Üstünde Beşiktaş forması varken yalan söyleyemeyen adam. Gürel Yurttaş vefatının 13. yılında Vedat Okyar'ı yazdı

Üstünde Beşiktaş forması varken yalan söyleyemeyen adam. Gürel Yurttaş vefatının 13. yılında Vedat Okyar'ı yazdı
Futbolun sırlarını bilen adam Gürel Yurttaş, vefatının 13. yılında Vedat Okyar hakkında yazı yazdı.

Çocukluğumun kahramanlarındandı. Evimizin duvarına büyük boy fotoğrafını asmıştım Vedat Okyar''ın, üstünde Beşiktaş formasıyla. Yanında da Zekeriya Alp''in posteri vardı.

Babam "Kim oğlum bunlar" demişti, "Baba bunlar adam... Vedat ve Zekeriya" demiştim; "Beşiktaşlı adamlar..."

Yıllar sonra Tanrım beni onlarla tanışma şerefine yükseltti...

Milliyet gazetesinde genç bir çalışandım.

Vedat abiyi de tanıdım, Zekeriya abiyi de...

Çocukluğumda "Adamlar" demiştim ya onlar için... Yanılmadığımı anlamıştım.

İkisi de adam gibi adamdı...

Birlikte çalıştık. Onların yazılarını daktiloya geçmem benim için ne büyük zevkti; anlatamam.

Zekeriya abi sağ... Tanrım uzun ömürler versin. Hala bir beyefendi, hala adam gibi adam.

Vedat abi ise ölümsüzler arasındaki yerini aldı çoktan; beni anılarıyla baş başa bıraktı. Kendisizliğine mahkum edeli bizi 13 yıl olmuş.

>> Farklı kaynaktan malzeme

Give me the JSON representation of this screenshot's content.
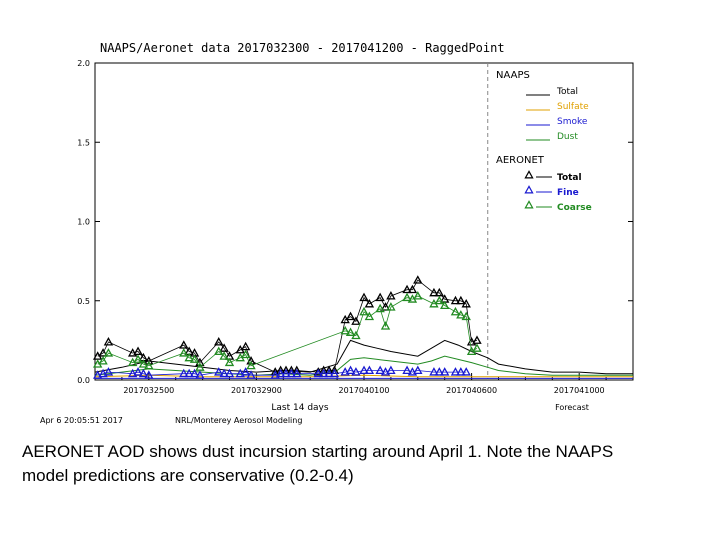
{
  "chart_data": {
    "type": "line",
    "title": "NAAPS/Aeronet data 2017032300 - 2017041200 - RaggedPoint",
    "ylim": [
      0,
      2.0
    ],
    "y_ticks": [
      "0.0",
      "0.5",
      "1.0",
      "1.5",
      "2.0"
    ],
    "xlim": [
      0,
      20
    ],
    "x_ticks": [
      {
        "x": 2,
        "label": "2017032500"
      },
      {
        "x": 6,
        "label": "2017032900"
      },
      {
        "x": 10,
        "label": "2017040100"
      },
      {
        "x": 14,
        "label": "2017040600"
      },
      {
        "x": 18,
        "label": "2017041000"
      }
    ],
    "xlabel": "Last 14 days",
    "forecast_label": "Forecast",
    "forecast_start_x": 14.6,
    "footer_left": "Apr 6 20:05:51 2017",
    "footer_center": "NRL/Monterey Aerosol Modeling",
    "legend": {
      "naaps_title": "NAAPS",
      "naaps_items": [
        {
          "label": "Total",
          "color": "#000000"
        },
        {
          "label": "Sulfate",
          "color": "#e0a000"
        },
        {
          "label": "Smoke",
          "color": "#1a1ad0"
        },
        {
          "label": "Dust",
          "color": "#228b22"
        }
      ],
      "aeronet_title": "AERONET",
      "aeronet_items": [
        {
          "label": "Total",
          "color": "#000000"
        },
        {
          "label": "Fine",
          "color": "#1a1ad0"
        },
        {
          "label": "Coarse",
          "color": "#228b22"
        }
      ]
    },
    "naaps_series": [
      {
        "name": "Total",
        "color": "#000000",
        "x": [
          0,
          1,
          2,
          3,
          4,
          5,
          6,
          7,
          8,
          9,
          9.5,
          10,
          10.5,
          11,
          12,
          12.5,
          13,
          13.5,
          14,
          14.6,
          15,
          16,
          17,
          18,
          19,
          20
        ],
        "y": [
          0.05,
          0.08,
          0.12,
          0.1,
          0.08,
          0.06,
          0.05,
          0.06,
          0.05,
          0.1,
          0.25,
          0.22,
          0.2,
          0.18,
          0.15,
          0.2,
          0.25,
          0.22,
          0.18,
          0.14,
          0.1,
          0.07,
          0.05,
          0.05,
          0.04,
          0.04
        ]
      },
      {
        "name": "Dust",
        "color": "#228b22",
        "x": [
          0,
          1,
          2,
          3,
          4,
          5,
          6,
          7,
          8,
          9,
          9.5,
          10,
          10.5,
          11,
          12,
          12.5,
          13,
          13.5,
          14,
          14.6,
          15,
          16,
          17,
          18,
          19,
          20
        ],
        "y": [
          0.03,
          0.05,
          0.07,
          0.06,
          0.05,
          0.04,
          0.03,
          0.04,
          0.03,
          0.06,
          0.13,
          0.14,
          0.13,
          0.12,
          0.1,
          0.12,
          0.15,
          0.13,
          0.11,
          0.08,
          0.06,
          0.04,
          0.03,
          0.03,
          0.03,
          0.03
        ]
      },
      {
        "name": "Sulfate",
        "color": "#e0a000",
        "x": [
          0,
          2,
          4,
          6,
          8,
          10,
          12,
          14,
          16,
          18,
          20
        ],
        "y": [
          0.02,
          0.03,
          0.02,
          0.02,
          0.02,
          0.03,
          0.02,
          0.02,
          0.02,
          0.02,
          0.02
        ]
      },
      {
        "name": "Smoke",
        "color": "#1a1ad0",
        "x": [
          0,
          4,
          8,
          12,
          16,
          20
        ],
        "y": [
          0.01,
          0.01,
          0.01,
          0.01,
          0.01,
          0.01
        ]
      }
    ],
    "aeronet_series": [
      {
        "name": "Total",
        "color": "#000000",
        "x": [
          0.1,
          0.3,
          0.5,
          1.4,
          1.6,
          1.8,
          2.0,
          3.3,
          3.5,
          3.7,
          3.9,
          4.6,
          4.8,
          5.0,
          5.4,
          5.6,
          5.8,
          6.7,
          6.9,
          7.1,
          7.3,
          7.5,
          8.3,
          8.5,
          8.7,
          8.9,
          9.3,
          9.5,
          9.7,
          10.0,
          10.2,
          10.6,
          10.8,
          11.0,
          11.6,
          11.8,
          12.0,
          12.6,
          12.8,
          13.0,
          13.4,
          13.6,
          13.8,
          14.0,
          14.2
        ],
        "y": [
          0.15,
          0.17,
          0.24,
          0.17,
          0.18,
          0.14,
          0.12,
          0.22,
          0.18,
          0.17,
          0.11,
          0.24,
          0.2,
          0.15,
          0.19,
          0.21,
          0.12,
          0.05,
          0.06,
          0.06,
          0.06,
          0.06,
          0.05,
          0.06,
          0.06,
          0.06,
          0.38,
          0.4,
          0.37,
          0.52,
          0.48,
          0.52,
          0.46,
          0.53,
          0.57,
          0.57,
          0.63,
          0.55,
          0.55,
          0.51,
          0.5,
          0.5,
          0.48,
          0.24,
          0.25
        ]
      },
      {
        "name": "Coarse",
        "color": "#228b22",
        "x": [
          0.1,
          0.3,
          0.5,
          1.4,
          1.6,
          1.8,
          2.0,
          3.3,
          3.5,
          3.7,
          3.9,
          4.6,
          4.8,
          5.0,
          5.4,
          5.6,
          5.8,
          9.3,
          9.5,
          9.7,
          10.0,
          10.2,
          10.6,
          10.8,
          11.0,
          11.6,
          11.8,
          12.0,
          12.6,
          12.8,
          13.0,
          13.4,
          13.6,
          13.8,
          14.0,
          14.2
        ],
        "y": [
          0.1,
          0.12,
          0.17,
          0.11,
          0.13,
          0.1,
          0.09,
          0.17,
          0.14,
          0.13,
          0.08,
          0.18,
          0.15,
          0.11,
          0.14,
          0.16,
          0.09,
          0.31,
          0.3,
          0.28,
          0.43,
          0.4,
          0.45,
          0.34,
          0.46,
          0.52,
          0.51,
          0.53,
          0.48,
          0.5,
          0.47,
          0.43,
          0.41,
          0.4,
          0.18,
          0.2
        ]
      },
      {
        "name": "Fine",
        "color": "#1a1ad0",
        "x": [
          0.1,
          0.3,
          0.5,
          1.4,
          1.6,
          1.8,
          2.0,
          3.3,
          3.5,
          3.7,
          3.9,
          4.6,
          4.8,
          5.0,
          5.4,
          5.6,
          5.8,
          6.7,
          6.9,
          7.1,
          7.3,
          7.5,
          8.3,
          8.5,
          8.7,
          8.9,
          9.3,
          9.5,
          9.7,
          10.0,
          10.2,
          10.6,
          10.8,
          11.0,
          11.6,
          11.8,
          12.0,
          12.6,
          12.8,
          13.0,
          13.4,
          13.6,
          13.8
        ],
        "y": [
          0.03,
          0.04,
          0.05,
          0.04,
          0.05,
          0.04,
          0.03,
          0.04,
          0.04,
          0.04,
          0.03,
          0.05,
          0.04,
          0.04,
          0.04,
          0.05,
          0.03,
          0.03,
          0.04,
          0.04,
          0.04,
          0.04,
          0.04,
          0.04,
          0.04,
          0.04,
          0.05,
          0.06,
          0.05,
          0.06,
          0.06,
          0.06,
          0.05,
          0.06,
          0.06,
          0.05,
          0.06,
          0.05,
          0.05,
          0.05,
          0.05,
          0.05,
          0.05
        ]
      }
    ]
  },
  "caption": {
    "line1": "AERONET AOD shows dust incursion starting around April 1. Note the NAAPS",
    "line2": "model predictions are conservative (0.2-0.4)"
  }
}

Şu satırları yazarken ses konu kulaklarımda hala. Bir Beşiktaşlının nasıl olması gerektiğini anlatması da. Beşiktaş''ın bir maçı. Hakem de Doğan Babacan. Dedi ki; "Rakip takımdan biri, adını anmayacağım şimdi. Sürekli vuruyor bana dan dan. Hele bir tanesinde canım o kadar yandı ki; ağzımdan küfürlü bir laf çıktı. Etmemeliydim ama ettim işte. O arkadaş hemen koştu hakeme, hocam bana küfür etti diye şikayet etti. Doğan hoca babacan bir adamdı, yanıma geldi. Ettin mi, diye sordu. Ettim, dedim. Kırmızı kartını çıkardı, attı beni. Soyunma odasına giderken takım arkadaşlarımdan ne diye küfür ettiğini söylüyorsun diyenler oldu. Ne yani, üstümde Beşiktaş forması varken yalan mı söyleyecektim?"

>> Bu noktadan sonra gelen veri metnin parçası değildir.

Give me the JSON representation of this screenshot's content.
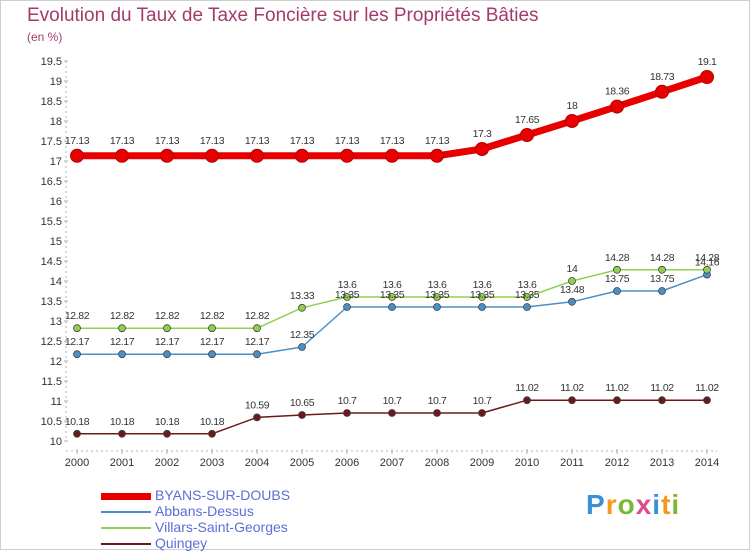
{
  "title": "Evolution du Taux de Taxe Foncière sur les Propriétés Bâties",
  "subtitle": "(en %)",
  "logo": {
    "letters": [
      "P",
      "r",
      "o",
      "x",
      "i",
      "t",
      "i"
    ],
    "colors": [
      "#3a8fd9",
      "#f29a1f",
      "#7ab83a",
      "#e04b8a",
      "#3a8fd9",
      "#f29a1f",
      "#7ab83a"
    ]
  },
  "chart_data": {
    "type": "line",
    "title": "Evolution du Taux de Taxe Foncière sur les Propriétés Bâties",
    "ylabel": "(en %)",
    "xlabel": "",
    "ylim": [
      10,
      19.5
    ],
    "yticks": [
      "10",
      "10.5",
      "11",
      "11.5",
      "12",
      "12.5",
      "13",
      "13.5",
      "14",
      "14.5",
      "15",
      "15.5",
      "16",
      "16.5",
      "17",
      "17.5",
      "18",
      "18.5",
      "19",
      "19.5"
    ],
    "x": [
      "2000",
      "2001",
      "2002",
      "2003",
      "2004",
      "2005",
      "2006",
      "2007",
      "2008",
      "2009",
      "2010",
      "2011",
      "2012",
      "2013",
      "2014"
    ],
    "grid": false,
    "series": [
      {
        "name": "BYANS-SUR-DOUBS",
        "color": "#e80000",
        "values": [
          17.13,
          17.13,
          17.13,
          17.13,
          17.13,
          17.13,
          17.13,
          17.13,
          17.13,
          17.3,
          17.65,
          18,
          18.36,
          18.73,
          19.1
        ],
        "labels": [
          "17.13",
          "17.13",
          "17.13",
          "17.13",
          "17.13",
          "17.13",
          "17.13",
          "17.13",
          "17.13",
          "17.3",
          "17.65",
          "18",
          "18.36",
          "18.73",
          "19.1"
        ]
      },
      {
        "name": "Abbans-Dessus",
        "color": "#4a90c8",
        "values": [
          12.17,
          12.17,
          12.17,
          12.17,
          12.17,
          12.35,
          13.35,
          13.35,
          13.35,
          13.35,
          13.35,
          13.48,
          13.75,
          13.75,
          14.16
        ],
        "labels": [
          "12.17",
          "12.17",
          "12.17",
          "12.17",
          "12.17",
          "12.35",
          "13.35",
          "13.35",
          "13.35",
          "13.35",
          "13.35",
          "13.48",
          "13.75",
          "13.75",
          "14.16"
        ]
      },
      {
        "name": "Villars-Saint-Georges",
        "color": "#8fd14f",
        "values": [
          12.82,
          12.82,
          12.82,
          12.82,
          12.82,
          13.33,
          13.6,
          13.6,
          13.6,
          13.6,
          13.6,
          14,
          14.28,
          14.28,
          14.28
        ],
        "labels": [
          "12.82",
          "12.82",
          "12.82",
          "12.82",
          "12.82",
          "13.33",
          "13.6",
          "13.6",
          "13.6",
          "13.6",
          "13.6",
          "14",
          "14.28",
          "14.28",
          "14.28"
        ]
      },
      {
        "name": "Quingey",
        "color": "#6b1a1a",
        "values": [
          10.18,
          10.18,
          10.18,
          10.18,
          10.59,
          10.65,
          10.7,
          10.7,
          10.7,
          10.7,
          11.02,
          11.02,
          11.02,
          11.02,
          11.02
        ],
        "labels": [
          "10.18",
          "10.18",
          "10.18",
          "10.18",
          "10.59",
          "10.65",
          "10.7",
          "10.7",
          "10.7",
          "10.7",
          "11.02",
          "11.02",
          "11.02",
          "11.02",
          "11.02"
        ]
      }
    ],
    "legend_position": "bottom-left"
  }
}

Gazeteciliğinde çok günler, geceler geçirdik. Sabah olmasını hiç istemediğim.

Muhabirliğimdeki o Avusturya, Almanya, İsviçre kampında yaşadıklarımız var ki, unutamam.

Kızım Ece Feyza doğduğunda (Şimdi 27 yaşında) eve ilk gelenler de onlardı; Asuman ablayla Vedat abi...

Adamdı... Şimdi onlardan o kadar az ki...

Seni unutmayan insan çok be abi... En azından ben...

Senin en sevdiğin olayı yapıyorum şu anda; öğle rakısı!

İki bardak rakı koydum önüme... Biri benim, biri senin... 

Şerefe diye kaldırıyorum, bir yudum alıyorum.

Sonra diğer tarafa geçiyorum, kendimi senin yerine koyup, "Şerefe güzel adam" diye bir yudum daha içiyorum.

Seni anıyorum.

Unutmuyorum.

Senin gibi adamı tanıdığım için ne kadar şanslıyım yarabbi, bunu biliyorum.

Ölümsüzler arasındaki yerinde sana huzur diliyorum.

Ve Zekeriya abi... Seni de daha çok görmek istiyor, uzun ömürler diliyorum.

Çocukluğumun kahramanları, sizleri çok ama çok seviyorum.